Counter-Terror Agencies Must Work on Perception Management: Doval

Seeking pro-active participation of anti-terror wings of state police in exposing Pakistan’s involvement in terror acts, Doval suggested: “So many Pakistanis are arrested (by you)…there is no harm in giving out their identities and their plans to the media. Let the world know about it,” he said.

NEW DELHI: Citing former UK prime minister Margaret Thatcher’s statement from the Eighties about the need to “starve terrorists of the oxygen of publicity”, national security advisor Ajit Doval on Monday called for pro-active perception management by the counter-terror agencies where only authorised and trained people brief the media on their version of a terror attack before the latter puts out information that “creates more terror in the society rather than prepare the society to fight terrorism”.
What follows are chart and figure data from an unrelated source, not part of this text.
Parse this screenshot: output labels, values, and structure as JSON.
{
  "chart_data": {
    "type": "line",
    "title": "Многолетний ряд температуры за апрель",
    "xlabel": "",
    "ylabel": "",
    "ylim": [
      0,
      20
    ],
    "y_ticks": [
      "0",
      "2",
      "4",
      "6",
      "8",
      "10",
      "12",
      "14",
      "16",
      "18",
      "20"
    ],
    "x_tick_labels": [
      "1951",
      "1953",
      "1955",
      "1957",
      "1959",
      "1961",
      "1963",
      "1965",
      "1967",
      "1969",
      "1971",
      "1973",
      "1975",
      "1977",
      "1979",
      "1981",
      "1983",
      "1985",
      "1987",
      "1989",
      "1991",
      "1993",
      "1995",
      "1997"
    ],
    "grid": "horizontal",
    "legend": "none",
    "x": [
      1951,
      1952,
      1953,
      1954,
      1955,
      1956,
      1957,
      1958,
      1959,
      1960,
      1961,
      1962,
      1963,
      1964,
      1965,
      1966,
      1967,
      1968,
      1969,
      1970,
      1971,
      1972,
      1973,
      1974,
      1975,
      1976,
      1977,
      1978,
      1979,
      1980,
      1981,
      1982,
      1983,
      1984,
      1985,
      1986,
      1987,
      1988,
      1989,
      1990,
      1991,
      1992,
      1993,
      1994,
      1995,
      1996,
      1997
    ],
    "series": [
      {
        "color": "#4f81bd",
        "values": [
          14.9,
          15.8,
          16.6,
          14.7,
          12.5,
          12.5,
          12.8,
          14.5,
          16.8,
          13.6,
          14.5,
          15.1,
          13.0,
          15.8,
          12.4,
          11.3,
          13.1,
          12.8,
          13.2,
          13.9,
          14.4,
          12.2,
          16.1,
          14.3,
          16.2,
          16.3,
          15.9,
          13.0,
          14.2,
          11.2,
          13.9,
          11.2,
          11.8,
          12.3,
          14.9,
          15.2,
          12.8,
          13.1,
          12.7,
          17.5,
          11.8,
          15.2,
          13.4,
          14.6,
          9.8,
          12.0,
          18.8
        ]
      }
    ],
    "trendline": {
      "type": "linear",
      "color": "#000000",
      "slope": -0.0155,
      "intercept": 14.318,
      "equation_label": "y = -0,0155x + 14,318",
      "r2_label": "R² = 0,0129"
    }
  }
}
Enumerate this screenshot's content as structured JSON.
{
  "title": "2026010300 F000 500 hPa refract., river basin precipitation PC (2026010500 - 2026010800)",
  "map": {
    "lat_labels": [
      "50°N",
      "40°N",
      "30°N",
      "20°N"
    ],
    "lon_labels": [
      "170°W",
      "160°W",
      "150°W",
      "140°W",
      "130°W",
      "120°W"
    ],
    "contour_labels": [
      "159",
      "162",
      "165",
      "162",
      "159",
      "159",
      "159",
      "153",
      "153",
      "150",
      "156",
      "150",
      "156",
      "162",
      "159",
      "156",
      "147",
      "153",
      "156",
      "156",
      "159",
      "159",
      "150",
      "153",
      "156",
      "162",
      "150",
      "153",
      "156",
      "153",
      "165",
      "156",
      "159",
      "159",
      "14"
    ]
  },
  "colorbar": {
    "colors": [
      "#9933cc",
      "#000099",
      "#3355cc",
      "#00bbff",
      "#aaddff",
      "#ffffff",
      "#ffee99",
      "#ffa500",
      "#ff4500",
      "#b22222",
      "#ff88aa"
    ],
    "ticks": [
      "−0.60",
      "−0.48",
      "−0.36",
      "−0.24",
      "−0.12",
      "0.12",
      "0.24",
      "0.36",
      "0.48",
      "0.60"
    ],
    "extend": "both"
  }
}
Stating that media was an important organ to fight terrorism, Doval told a conference of heads of anti-terrorism squads and special task force of various state police here on Monday: “Margaret Thatcher had said (that) if the terrorists take action and media is quiet about it, terrorism will end. They do it for publicity because then only you can terrorise people. If 10 people are killed somewhere in a very gruesome way and nobody comes to know about it, nobody will be terrorised. When somebody’s son is kidnapped and then killed while going to school by a terrorist, then a mother who is probably 500 miles from there will get terrorised that it could happen to her son as well. But if she does not know about it, she does not know.”
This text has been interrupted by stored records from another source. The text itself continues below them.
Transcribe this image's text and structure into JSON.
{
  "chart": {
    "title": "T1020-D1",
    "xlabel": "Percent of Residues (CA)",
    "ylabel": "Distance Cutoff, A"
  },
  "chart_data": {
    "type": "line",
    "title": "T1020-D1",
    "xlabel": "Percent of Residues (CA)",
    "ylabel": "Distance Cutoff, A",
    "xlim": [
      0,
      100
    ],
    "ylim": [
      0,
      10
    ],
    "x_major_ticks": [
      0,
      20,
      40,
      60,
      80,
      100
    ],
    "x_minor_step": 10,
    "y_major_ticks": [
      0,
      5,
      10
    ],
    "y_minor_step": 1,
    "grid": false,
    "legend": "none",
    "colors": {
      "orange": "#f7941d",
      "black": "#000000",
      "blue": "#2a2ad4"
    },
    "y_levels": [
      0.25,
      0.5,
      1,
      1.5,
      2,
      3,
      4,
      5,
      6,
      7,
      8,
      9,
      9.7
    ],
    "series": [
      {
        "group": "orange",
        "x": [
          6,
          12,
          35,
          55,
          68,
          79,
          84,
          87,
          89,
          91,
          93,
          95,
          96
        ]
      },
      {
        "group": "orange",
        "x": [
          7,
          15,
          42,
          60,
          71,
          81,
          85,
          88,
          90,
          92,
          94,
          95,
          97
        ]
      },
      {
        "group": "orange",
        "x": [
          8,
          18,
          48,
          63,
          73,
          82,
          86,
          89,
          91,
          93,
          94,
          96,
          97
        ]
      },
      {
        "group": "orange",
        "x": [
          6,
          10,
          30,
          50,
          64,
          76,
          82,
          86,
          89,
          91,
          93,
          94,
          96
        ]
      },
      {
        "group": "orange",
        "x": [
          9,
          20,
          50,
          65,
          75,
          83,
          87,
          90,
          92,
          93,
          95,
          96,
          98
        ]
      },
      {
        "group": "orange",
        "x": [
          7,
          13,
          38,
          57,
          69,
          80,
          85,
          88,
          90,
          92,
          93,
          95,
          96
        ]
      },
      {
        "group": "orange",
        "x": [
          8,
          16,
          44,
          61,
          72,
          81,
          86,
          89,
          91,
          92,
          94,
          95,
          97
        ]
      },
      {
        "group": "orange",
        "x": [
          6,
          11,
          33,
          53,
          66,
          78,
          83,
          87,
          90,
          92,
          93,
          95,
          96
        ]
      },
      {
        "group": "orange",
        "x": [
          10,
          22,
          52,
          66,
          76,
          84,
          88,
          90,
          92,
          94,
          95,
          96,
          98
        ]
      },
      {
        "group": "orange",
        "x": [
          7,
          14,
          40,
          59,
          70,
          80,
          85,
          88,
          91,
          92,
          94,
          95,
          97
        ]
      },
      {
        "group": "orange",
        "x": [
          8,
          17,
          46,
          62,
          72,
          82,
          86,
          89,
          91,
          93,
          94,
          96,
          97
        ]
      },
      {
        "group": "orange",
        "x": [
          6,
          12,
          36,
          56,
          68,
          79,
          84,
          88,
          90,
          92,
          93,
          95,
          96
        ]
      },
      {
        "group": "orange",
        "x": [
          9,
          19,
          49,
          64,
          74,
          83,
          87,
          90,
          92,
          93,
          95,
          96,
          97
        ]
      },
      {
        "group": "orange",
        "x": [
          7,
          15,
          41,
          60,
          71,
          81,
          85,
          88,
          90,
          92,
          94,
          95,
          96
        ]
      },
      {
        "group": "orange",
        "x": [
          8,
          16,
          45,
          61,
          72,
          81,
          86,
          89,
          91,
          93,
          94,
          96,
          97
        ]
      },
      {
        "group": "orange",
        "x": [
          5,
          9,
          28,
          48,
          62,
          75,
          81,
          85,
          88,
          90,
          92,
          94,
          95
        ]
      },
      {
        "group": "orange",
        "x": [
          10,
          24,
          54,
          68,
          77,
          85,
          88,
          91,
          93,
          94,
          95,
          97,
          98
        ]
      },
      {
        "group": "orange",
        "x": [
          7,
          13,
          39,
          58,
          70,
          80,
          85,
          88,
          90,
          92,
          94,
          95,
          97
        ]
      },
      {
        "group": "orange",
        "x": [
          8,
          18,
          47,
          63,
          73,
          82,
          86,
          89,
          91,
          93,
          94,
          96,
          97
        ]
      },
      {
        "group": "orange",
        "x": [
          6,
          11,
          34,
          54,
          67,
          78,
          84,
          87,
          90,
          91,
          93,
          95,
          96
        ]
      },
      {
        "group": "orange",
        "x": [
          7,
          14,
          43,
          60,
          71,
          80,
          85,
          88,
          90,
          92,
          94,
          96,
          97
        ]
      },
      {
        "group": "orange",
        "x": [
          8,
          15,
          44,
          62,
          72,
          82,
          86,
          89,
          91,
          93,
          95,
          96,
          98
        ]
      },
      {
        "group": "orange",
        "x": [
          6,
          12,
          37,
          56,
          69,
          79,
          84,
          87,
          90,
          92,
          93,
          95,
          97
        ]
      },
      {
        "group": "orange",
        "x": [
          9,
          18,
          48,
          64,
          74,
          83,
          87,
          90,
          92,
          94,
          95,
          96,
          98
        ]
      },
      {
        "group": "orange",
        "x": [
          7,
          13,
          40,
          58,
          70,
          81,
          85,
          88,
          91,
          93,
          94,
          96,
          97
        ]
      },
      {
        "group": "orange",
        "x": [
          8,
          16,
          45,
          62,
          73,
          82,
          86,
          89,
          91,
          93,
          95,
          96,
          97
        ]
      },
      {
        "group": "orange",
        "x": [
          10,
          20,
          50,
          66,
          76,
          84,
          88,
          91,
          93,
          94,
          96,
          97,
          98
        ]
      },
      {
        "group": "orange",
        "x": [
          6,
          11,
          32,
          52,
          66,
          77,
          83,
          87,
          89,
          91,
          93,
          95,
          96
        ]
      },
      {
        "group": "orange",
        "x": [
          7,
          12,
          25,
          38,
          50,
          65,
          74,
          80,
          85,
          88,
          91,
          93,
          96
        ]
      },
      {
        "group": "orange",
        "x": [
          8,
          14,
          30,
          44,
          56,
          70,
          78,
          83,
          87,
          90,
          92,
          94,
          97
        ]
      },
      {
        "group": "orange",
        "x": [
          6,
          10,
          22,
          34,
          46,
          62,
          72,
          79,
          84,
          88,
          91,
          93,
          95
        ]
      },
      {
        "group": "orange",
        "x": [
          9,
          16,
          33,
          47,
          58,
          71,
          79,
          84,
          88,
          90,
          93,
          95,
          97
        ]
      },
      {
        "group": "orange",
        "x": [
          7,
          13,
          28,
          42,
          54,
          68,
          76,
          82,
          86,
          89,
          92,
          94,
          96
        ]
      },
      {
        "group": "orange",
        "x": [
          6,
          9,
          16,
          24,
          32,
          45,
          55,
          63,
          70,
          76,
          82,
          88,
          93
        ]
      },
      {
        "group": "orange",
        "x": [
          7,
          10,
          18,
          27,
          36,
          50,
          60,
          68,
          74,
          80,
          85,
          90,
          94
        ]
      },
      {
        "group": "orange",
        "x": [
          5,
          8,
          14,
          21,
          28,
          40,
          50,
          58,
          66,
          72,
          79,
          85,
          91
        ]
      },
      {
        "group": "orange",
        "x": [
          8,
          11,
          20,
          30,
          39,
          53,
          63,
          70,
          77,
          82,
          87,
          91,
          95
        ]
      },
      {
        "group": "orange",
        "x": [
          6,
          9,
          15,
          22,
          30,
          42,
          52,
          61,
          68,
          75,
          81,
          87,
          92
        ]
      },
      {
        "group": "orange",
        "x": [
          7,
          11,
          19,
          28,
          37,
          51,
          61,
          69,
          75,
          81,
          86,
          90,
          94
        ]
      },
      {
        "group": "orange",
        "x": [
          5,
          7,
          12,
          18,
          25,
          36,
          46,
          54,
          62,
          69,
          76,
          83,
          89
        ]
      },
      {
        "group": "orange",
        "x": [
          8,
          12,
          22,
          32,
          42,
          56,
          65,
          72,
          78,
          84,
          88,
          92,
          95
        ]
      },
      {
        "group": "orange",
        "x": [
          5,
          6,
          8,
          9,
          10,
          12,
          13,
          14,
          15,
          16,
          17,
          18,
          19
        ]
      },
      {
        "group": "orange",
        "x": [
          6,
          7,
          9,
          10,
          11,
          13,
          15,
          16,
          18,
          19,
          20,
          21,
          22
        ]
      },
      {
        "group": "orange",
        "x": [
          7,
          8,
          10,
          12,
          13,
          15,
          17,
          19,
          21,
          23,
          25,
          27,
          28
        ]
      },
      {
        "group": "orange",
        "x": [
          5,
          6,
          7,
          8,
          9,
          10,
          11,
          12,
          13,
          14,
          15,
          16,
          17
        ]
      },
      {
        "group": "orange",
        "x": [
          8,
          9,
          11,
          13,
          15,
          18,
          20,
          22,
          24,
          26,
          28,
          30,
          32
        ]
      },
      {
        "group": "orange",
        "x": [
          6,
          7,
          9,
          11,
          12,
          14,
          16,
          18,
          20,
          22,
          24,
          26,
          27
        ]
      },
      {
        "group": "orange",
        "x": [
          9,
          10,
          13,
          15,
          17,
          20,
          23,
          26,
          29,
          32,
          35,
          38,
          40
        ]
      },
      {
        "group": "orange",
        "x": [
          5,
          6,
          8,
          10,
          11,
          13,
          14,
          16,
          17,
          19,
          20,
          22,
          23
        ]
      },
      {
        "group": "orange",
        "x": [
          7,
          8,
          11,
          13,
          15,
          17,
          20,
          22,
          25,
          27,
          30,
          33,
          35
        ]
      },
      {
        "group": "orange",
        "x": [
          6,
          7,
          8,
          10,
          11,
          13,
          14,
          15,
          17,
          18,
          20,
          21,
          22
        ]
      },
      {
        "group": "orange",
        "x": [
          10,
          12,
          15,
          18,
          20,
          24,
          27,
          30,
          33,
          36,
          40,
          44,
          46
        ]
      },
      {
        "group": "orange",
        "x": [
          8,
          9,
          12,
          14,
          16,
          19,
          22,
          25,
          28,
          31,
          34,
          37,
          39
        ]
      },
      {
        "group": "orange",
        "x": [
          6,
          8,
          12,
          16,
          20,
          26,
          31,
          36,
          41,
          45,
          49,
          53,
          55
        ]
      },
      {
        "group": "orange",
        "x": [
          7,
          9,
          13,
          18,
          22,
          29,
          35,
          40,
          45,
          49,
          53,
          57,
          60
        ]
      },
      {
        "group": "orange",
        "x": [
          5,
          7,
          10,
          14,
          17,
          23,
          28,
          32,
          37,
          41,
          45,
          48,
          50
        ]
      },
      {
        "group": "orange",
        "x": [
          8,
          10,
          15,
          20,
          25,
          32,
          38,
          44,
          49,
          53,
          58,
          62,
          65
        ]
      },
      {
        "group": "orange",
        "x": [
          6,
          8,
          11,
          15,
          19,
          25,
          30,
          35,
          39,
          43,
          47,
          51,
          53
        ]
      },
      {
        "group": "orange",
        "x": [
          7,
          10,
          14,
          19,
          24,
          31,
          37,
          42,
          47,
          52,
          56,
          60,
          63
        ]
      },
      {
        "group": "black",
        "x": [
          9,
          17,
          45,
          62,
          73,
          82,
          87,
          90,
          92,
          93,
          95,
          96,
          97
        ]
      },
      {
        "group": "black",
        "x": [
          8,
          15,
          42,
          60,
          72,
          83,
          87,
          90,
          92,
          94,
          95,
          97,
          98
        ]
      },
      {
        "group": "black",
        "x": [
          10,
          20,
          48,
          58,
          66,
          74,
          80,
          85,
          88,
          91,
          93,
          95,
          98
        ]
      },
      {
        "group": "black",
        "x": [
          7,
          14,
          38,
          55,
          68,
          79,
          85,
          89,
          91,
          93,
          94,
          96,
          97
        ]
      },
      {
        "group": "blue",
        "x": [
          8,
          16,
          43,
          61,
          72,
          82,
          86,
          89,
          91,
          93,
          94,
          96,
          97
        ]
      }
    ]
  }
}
Asking if media perception of terrorism could be changed with the counter-terror agencies being more open and transparent, Doval noted that because “we can’t tell them many things and since we don’t tell them, they probably give out information and carry information which creates more terror in society rather than prepare the society to fight terrorism”
Doval suggested that someone authorised and trained to interact with the media be the first to give out facts regarding a terror act such as what exactly happened, in what way it happened, why it happened, what could be done and what the government was doing about it. “Probably they (the media) will be very supportive. Whenever they have been taken into confidence they have been very supportive. Because they want the society to know the right thing. Everybody knows a bomb blast has taken place and if you don’t tell them they will think probably 500 people are dead. You must tell them only two persons have died,” he stated.
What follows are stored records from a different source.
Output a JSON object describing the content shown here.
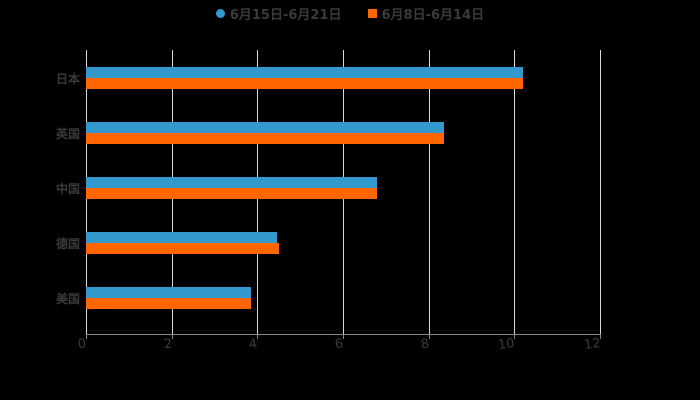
{
  "chart_data": {
    "type": "bar",
    "orientation": "horizontal",
    "title": "",
    "xlabel": "",
    "ylabel": "",
    "categories": [
      "日本",
      "英国",
      "中国",
      "德国",
      "美国"
    ],
    "series": [
      {
        "name": "6月15日-6月21日",
        "color": "#3399cc",
        "values": [
          10.2,
          8.35,
          6.8,
          4.45,
          3.85
        ]
      },
      {
        "name": "6月8日-6月14日",
        "color": "#ff6600",
        "values": [
          10.2,
          8.35,
          6.8,
          4.5,
          3.85
        ]
      }
    ],
    "xlim": [
      0,
      12
    ],
    "xticks": [
      "0",
      "2",
      "4",
      "6",
      "8",
      "10",
      "12"
    ],
    "grid": true,
    "legend_position": "top"
  },
  "legend": {
    "items": [
      {
        "label": "6月15日-6月21日",
        "color": "#3399cc",
        "shape": "circle"
      },
      {
        "label": "6月8日-6月14日",
        "color": "#ff6600",
        "shape": "square"
      }
    ]
  },
  "colors": {
    "background": "#000000",
    "text": "#3a3a3a",
    "grid": "#d8d8d8"
  }
}
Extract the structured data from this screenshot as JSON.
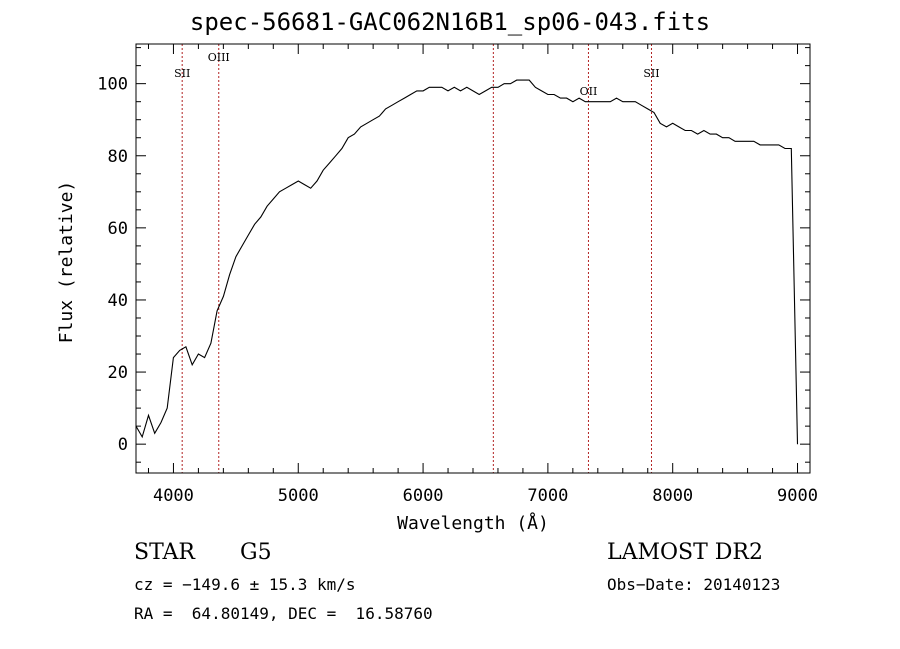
{
  "chart_data": {
    "type": "line",
    "title": "spec-56681-GAC062N16B1_sp06-043.fits",
    "xlabel": "Wavelength (Å)",
    "ylabel": "Flux (relative)",
    "xlim": [
      3700,
      9100
    ],
    "ylim": [
      -8,
      111
    ],
    "xticks": [
      4000,
      5000,
      6000,
      7000,
      8000,
      9000
    ],
    "yticks": [
      0,
      20,
      40,
      60,
      80,
      100
    ],
    "grid": false,
    "line_color": "#000000",
    "marker_color": "#b22222",
    "series": [
      {
        "x": [
          3700,
          3750,
          3800,
          3850,
          3900,
          3950,
          4000,
          4050,
          4100,
          4150,
          4200,
          4250,
          4300,
          4350,
          4400,
          4450,
          4500,
          4550,
          4600,
          4650,
          4700,
          4750,
          4800,
          4850,
          4900,
          4950,
          5000,
          5050,
          5100,
          5150,
          5200,
          5250,
          5300,
          5350,
          5400,
          5450,
          5500,
          5550,
          5600,
          5650,
          5700,
          5750,
          5800,
          5850,
          5900,
          5950,
          6000,
          6050,
          6100,
          6150,
          6200,
          6250,
          6300,
          6350,
          6400,
          6450,
          6500,
          6550,
          6600,
          6650,
          6700,
          6750,
          6800,
          6850,
          6900,
          6950,
          7000,
          7050,
          7100,
          7150,
          7200,
          7250,
          7300,
          7350,
          7400,
          7450,
          7500,
          7550,
          7600,
          7650,
          7700,
          7750,
          7800,
          7850,
          7900,
          7950,
          8000,
          8050,
          8100,
          8150,
          8200,
          8250,
          8300,
          8350,
          8400,
          8450,
          8500,
          8550,
          8600,
          8650,
          8700,
          8750,
          8800,
          8850,
          8900,
          8950,
          9000
        ],
        "values": [
          5,
          2,
          8,
          3,
          6,
          10,
          24,
          26,
          27,
          22,
          25,
          24,
          28,
          37,
          41,
          47,
          52,
          55,
          58,
          61,
          63,
          66,
          68,
          70,
          71,
          72,
          73,
          72,
          71,
          73,
          76,
          78,
          80,
          82,
          85,
          86,
          88,
          89,
          90,
          91,
          93,
          94,
          95,
          96,
          97,
          98,
          98,
          99,
          99,
          99,
          98,
          99,
          98,
          99,
          98,
          97,
          98,
          99,
          99,
          100,
          100,
          101,
          101,
          101,
          99,
          98,
          97,
          97,
          96,
          96,
          95,
          96,
          95,
          95,
          95,
          95,
          95,
          96,
          95,
          95,
          95,
          94,
          93,
          92,
          89,
          88,
          89,
          88,
          87,
          87,
          86,
          87,
          86,
          86,
          85,
          85,
          84,
          84,
          84,
          84,
          83,
          83,
          83,
          83,
          82,
          82,
          0
        ]
      }
    ],
    "line_markers": [
      {
        "label": "SII",
        "x": 4070
      },
      {
        "label": "OIII",
        "x": 4363
      },
      {
        "label": "",
        "x": 6563
      },
      {
        "label": "OII",
        "x": 7325
      },
      {
        "label": "SII",
        "x": 7830
      }
    ]
  },
  "info": {
    "class": "STAR",
    "subclass": "G5",
    "survey": "LAMOST DR2",
    "cz": "cz = −149.6 ± 15.3 km/s",
    "obs_date": "Obs−Date: 20140123",
    "coords": "RA =  64.80149, DEC =  16.58760"
  }
}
Seeking pro-active participation of anti-terror wings of state police in exposing Pakistan’s involvement in terror acts, Doval suggested: “So many Pakistanis are arrested (by you)…there is no harm in giving out their identities and their plans to the media. Let the world know about it,” he said.
Thatcher had, while delivering a speech to the American Bar Association in 1985, stated: “We must try to find ways to starve the terrorist and the hijacker of the oxygen of publicity on which they depend. In our societies we do not believe in constraining the media, still less in censorship. But ought we not to ask the media to agree among themselves a voluntary code of conduct, a code under which they would not say or show anything which could assist the terrorists’ morale or their cause while the hijack lasted?”